Ellie’s emotions were in turmoil. Without knowing she had done so she took a step towards Gideon, driven by something inside her that was beyond her control. ‘Gideon…’ His name whispered past her lips.
‘Yes?’ Gideon swept her face with an acid look. ‘Aye, it’s just as I thought! Seeing you like this has made me thank God that you are no longer in my life! In fact, I cannot
imagine why I was ever foolish enough to believe I loved you. You are wearing a fine and expensive gown, Miss Pride,’ he told her tauntingly, ‘but your fine clothes cannot hide your true nature. I am grateful that I have been spared the fate that has been handed to your brother and sister, and that my future happiness does not lie in your hands. Aye, for had it done, I know that there would be no happiness for me.’
Then, without giving Ellie a chance to say anything, he turned round and said firmly to John, ‘John, you had best go with your sister, but I promise you that Rex will be safe with me.’
With that he turned on his heel and started to walk away from them, leaving Ellie to stand staring after him, consumed with pain and humiliation.
They had almost reached the Bull and Royal when John burst out, ‘Why didn’t you marry Gideon, Ellie? If you had done so then we would all have been happy, because Connie and me and the baby could have lived with you.’
And then he ran the rest of the distance to the hotel, leaving her to follow him.
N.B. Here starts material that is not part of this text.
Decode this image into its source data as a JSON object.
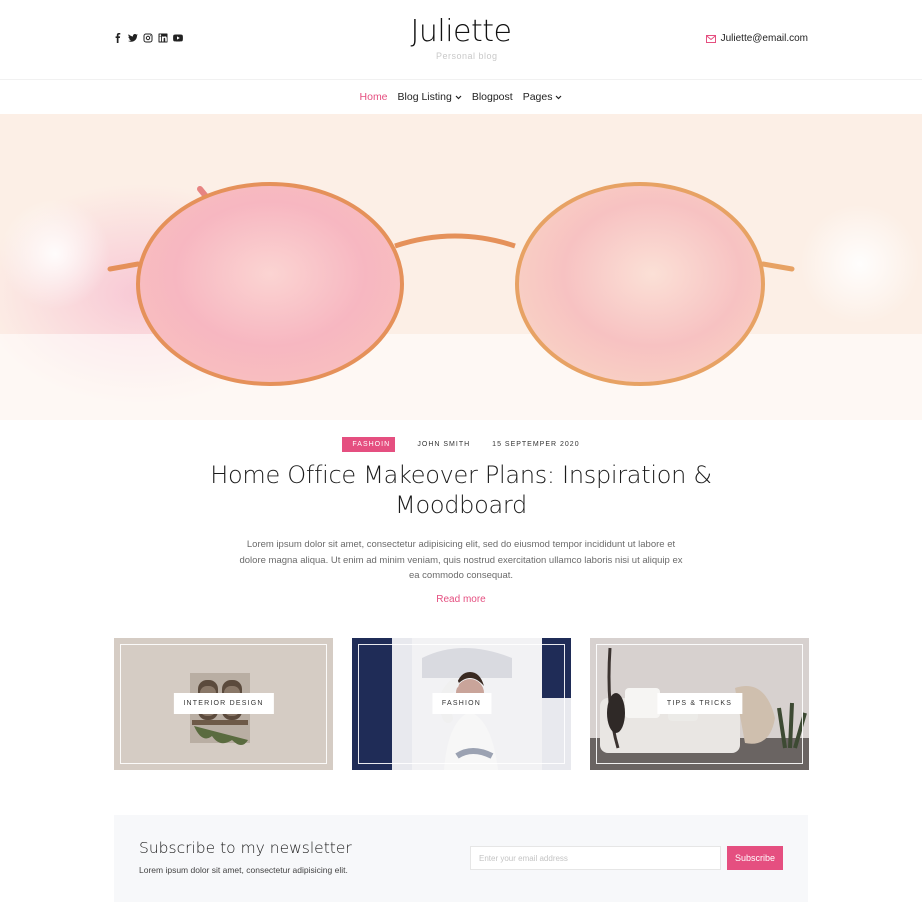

The aunts and uncles were lined up waiting in the private parlour, immediately demanding an explanation for Ellie’s absence, whilst her Uncle Jepson had grabbed hold of John by his ear and was loudly berating him.
‘How dare you leave this place without my permission? A sound whipping is what you deserve, my lad, and a sound whipping is what you shall get.’
Ellie stiffened, all her protective instincts aroused at this threat to her brother.
‘No,’ she protested. ‘You must not blame John, Uncle. I am the one who is to blame. Until Connie reminded me, I had forgotten that John had asked me if it would be all right for him to go and see his dog.’ Ellie could see the fury in her uncle’s eyes but she refused to be cowed by it. She would not stand by and see her brother whipped!
‘Indeed, and since when have you had the authority to say what anyone should and shouldn’t have permission to do, miss?’ her Aunt Emily demanded peevishly.